Targeted oil terminal infrastructure near St. Petersburg. Source: Odisha Bytes
St. Petersburg Governor Alexander Beglov described the attack as “large-scale” and said drones struck the St. Petersburg Oil Terminal (PNT) in the city’s Kirovsky district. He reported no casualties and said emergency services had completed their response. The terminal is the largest petroleum transshipment facility in Russia’s Baltic region, with a reported annual handling capacity of 12.5 million tonnes, according to the company’s public filings.
Leningrad region Governor Alexander Drozdenko said drones also struck the area around the port of Vysotsk, approximately 170 kilometres northwest of St. Petersburg on the Gulf of Finland. He said Russian air defences intercepted 72 drones over the region and reported only minor damage in nearby settlements but did not provide a damage assessment for the port itself.

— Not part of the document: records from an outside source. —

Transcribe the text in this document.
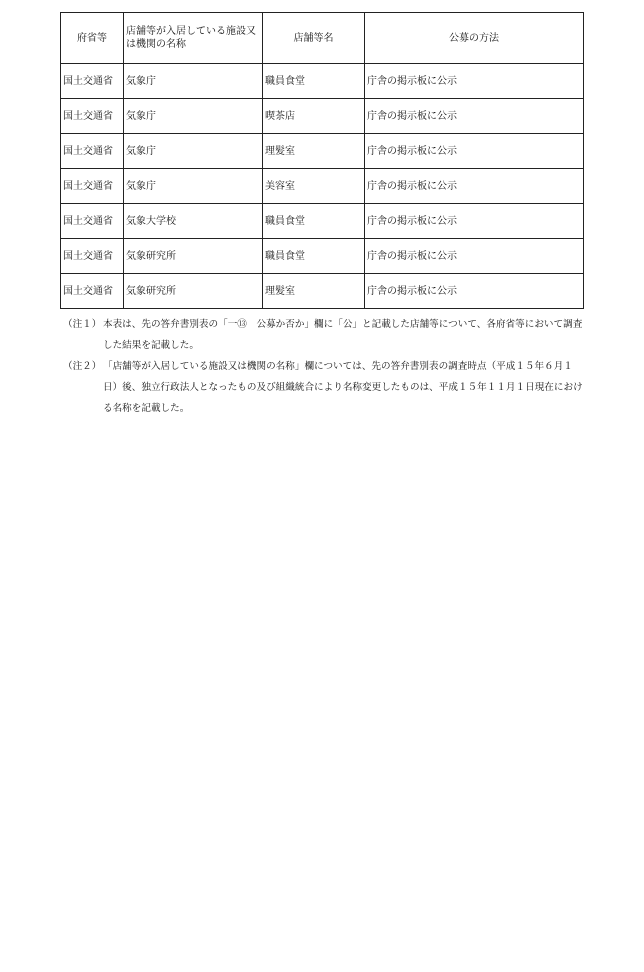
府省等	店舗等が入居している施設又は機関の名称	店舗等名	公募の方法
国土交通省	気象庁	職員食堂	庁舎の掲示板に公示
国土交通省	気象庁	喫茶店	庁舎の掲示板に公示
国土交通省	気象庁	理髪室	庁舎の掲示板に公示
国土交通省	気象庁	美容室	庁舎の掲示板に公示
国土交通省	気象大学校	職員食堂	庁舎の掲示板に公示
国土交通省	気象研究所	職員食堂	庁舎の掲示板に公示
国土交通省	気象研究所	理髪室	庁舎の掲示板に公示

（注１） 本表は、先の答弁書別表の「一⑬　公募か否か」欄に「公」と記載した店舗等について、各府省等において調査した結果を記載した。

（注２） 「店舗等が入居している施設又は機関の名称」欄については、先の答弁書別表の調査時点（平成１５年６月１日）後、独立行政法人となったもの及び組織統合により名称変更したものは、平成１５年１１月１日現在における名称を記載した。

Vysotsk is a strategic Baltic export hub handling oil, grain, coal and liquefied natural gas. The port hosts two major operators—Port Vysotsky LLC and LUKOIL-owned RPK-Vysotsk-LUKOIL-II—but Russian authorities have not identified which facility, if either, sustained damage.
Recent assessments by Western defence analysts suggest repeated waves of low-cost Ukrainian long-range drones are designed not simply to test Russian interception rates, but to saturate localized air-defence and electronic-warfare networks protecting high-value military and export infrastructure. Whether the reported interception of 72 drones reflects defensive effectiveness or growing strain on those networks cannot yet be independently assessed.
In his nightly address posted on Telegram, Zelensky said Ukraine’s defence forces had struck “port oil infrastructure that generates revenue for Russia’s war” and also targeted Kronstadt, describing it as “an important military target more than 850 kilometres from Ukraine’s state border.” Russia has not confirmed the reported strike on Kronstadt, and no independent verification was available at the time of publication.
The reported attack follows Ukraine’s expanding campaign against Russian refineries, fuel depots and export terminals, which Kyiv says are legitimate military-economic targets supporting Moscow’s war effort. Reuters reported long queues at petrol stations in Gatchina, south of St. Petersburg, on Friday, with some filling stations running out of fuel, underscoring continuing pressure on regional fuel distribution.
By simultaneously threatening military assets at Kronstadt and export infrastructure around St. Petersburg, Ukraine appears to be forcing Russian commanders to decide whether limited air-defence resources should prioritize naval facilities, strategic energy infrastructure or front-line operations. Neither Moscow nor Kyiv has publicly described how that balance is being managed, and the operational impact of the latest strikes remains unclear.